Successful Practices and Typical Cases
Successful Practices
First, regularly change login passwords. It is best if passwords include uppercase and lowercase letters, numbers, special characters and do not contain common English words. The administrator can enable the function of regularly changing passwords for specified accounts.
Second, follow the principle of least privilege. When authorizing a role to a member, please grant the role that just meets his work needs. For example, if a certain operation and maintenance staff member in your company only needs to view the load condition of all cloud hosts, then only grant him the “Read-only for Cloud Host” role.
Third, enable API access control, allowing only the export IP of your company to manage cloud resources through the API, not all IPs. You can enter the API product and set it in the API key.
Typical Cases
Xiaoming is a technical backbone of a certain high-tech company, who decided to start a business with a few old friends. At the beginning of the company, Xiaoming registered an account (devops@xnasa.com) on UCloud Global through your friend’s recommendation, tried cloud products like UHost, EIP, UDB, and after several evaluations, finally chose UCloud Global as his cloud service provider. And he officially renewed the UHost, EIP, and UDB that he had tried before for one year, so he enjoyed the promotion of buying 10 months and getting 2 months for free.
1、 Security above all
The hardship of starting a business is self-evident. Seven or eight people nest in a room of tens of square meters. After a few months of hard work, the new product finally comes out and the outside world’s reaction is not bad. Considering that the possibility of the account password being leaked is very high, and once it is leaked, the impact on the company’s future is unimaginable.

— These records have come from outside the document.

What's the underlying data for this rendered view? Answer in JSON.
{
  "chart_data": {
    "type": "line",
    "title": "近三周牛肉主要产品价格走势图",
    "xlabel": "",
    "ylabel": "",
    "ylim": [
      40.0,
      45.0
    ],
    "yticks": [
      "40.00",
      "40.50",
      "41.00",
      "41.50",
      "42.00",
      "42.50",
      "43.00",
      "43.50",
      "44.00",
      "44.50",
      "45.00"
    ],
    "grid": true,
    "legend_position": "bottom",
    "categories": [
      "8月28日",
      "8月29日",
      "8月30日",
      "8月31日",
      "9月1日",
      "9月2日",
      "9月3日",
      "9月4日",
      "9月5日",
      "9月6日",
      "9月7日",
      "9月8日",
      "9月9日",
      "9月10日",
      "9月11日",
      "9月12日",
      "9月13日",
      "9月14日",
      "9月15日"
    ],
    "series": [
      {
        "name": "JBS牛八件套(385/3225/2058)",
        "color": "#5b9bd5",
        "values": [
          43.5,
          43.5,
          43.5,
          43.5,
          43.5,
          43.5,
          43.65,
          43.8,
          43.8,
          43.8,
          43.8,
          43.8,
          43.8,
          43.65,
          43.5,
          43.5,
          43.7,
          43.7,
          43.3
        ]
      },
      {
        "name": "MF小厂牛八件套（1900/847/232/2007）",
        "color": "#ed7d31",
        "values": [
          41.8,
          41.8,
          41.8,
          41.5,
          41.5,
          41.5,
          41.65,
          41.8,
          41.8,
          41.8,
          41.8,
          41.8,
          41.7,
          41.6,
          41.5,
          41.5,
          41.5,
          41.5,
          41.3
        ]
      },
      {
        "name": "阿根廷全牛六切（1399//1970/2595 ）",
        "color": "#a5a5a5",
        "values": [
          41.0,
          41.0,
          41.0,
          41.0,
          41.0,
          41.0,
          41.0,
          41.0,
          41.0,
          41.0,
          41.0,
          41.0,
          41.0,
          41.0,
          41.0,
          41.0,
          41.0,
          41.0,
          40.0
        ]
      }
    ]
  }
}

After consulting UCloud Global‘s technical support, Xiaoming understood that UCloud Global provides TOTP dynamic secret security and mobile phone scanning code login two-factor security login service. After the two-factor authentication service is opened, when you log in to UCloud Global with an account password, you will be asked to enter an authentication code. The system determines that the authentication code is valid before you can get access authorization. It is recommended to use the dynamic token binding function of UCloud Global APP, or you can use other dynamic token tools based on the TOTP algorithm to bind your account, such as Google Authenticator, FortiToken, and the WeChat applet “Two-factor Authentication Code”. Logging in by scanning the code is even more convenient. Every time you log in, you can log in by scanning the code with the UCloud Global APP.
After a few considerations, Xiaoming chose the scanning code login.
2、 Multi-person cooperation, enjoy working together
After several optimizations and upgrades to the product, the number of users increased, and the company entered a rapid development stage. The development team had dozens of members. It was inconvenient and insecure for everyone to use devops@xnasa.com to manage cloud resources.
Xiaoming therefore activated the account and authority management service, created an account for each partner who needs to manage cloud resources, and added these accounts to the only project of the devops@xnasa.com account, “Project X”. This way each partner could use their own account to log into UCloud Global‘s cloud control console to manage cloud resources. Xiaoming just needed to view the operation log to know what operation each partner performed on which resources.
Subsequently, Xiaoming created other roles on the basis of this initial role of project administrator, and granted them to corresponding sub-accounts. Each role had specific permissions. For example, the role of a web developer only had viewing and operating permissions for the UHost product, but not creation and deletion permissions. If a certain account had the role of web developer in “Project X”, then this account would only have viewing and operation permissions for the UHost product.
3、 The management of multiple entities, no big issue
In the process of implementing “Project X”, a few partners of Xiaoming’s team identified a rising market opportunity and named it “Task Y”.
For business security, Xiaoming created a new project and named it “Task Y”. He moved the partners responsible for “Task Y” into this project and since these partners were no longer responsible for Project X, he also moved them out of “Project X”.
This way, the partners responsible for Task Y could only manage the cloud resources used to deploy Task Y. Task Y and Project X were under different basic networks without affecting each other.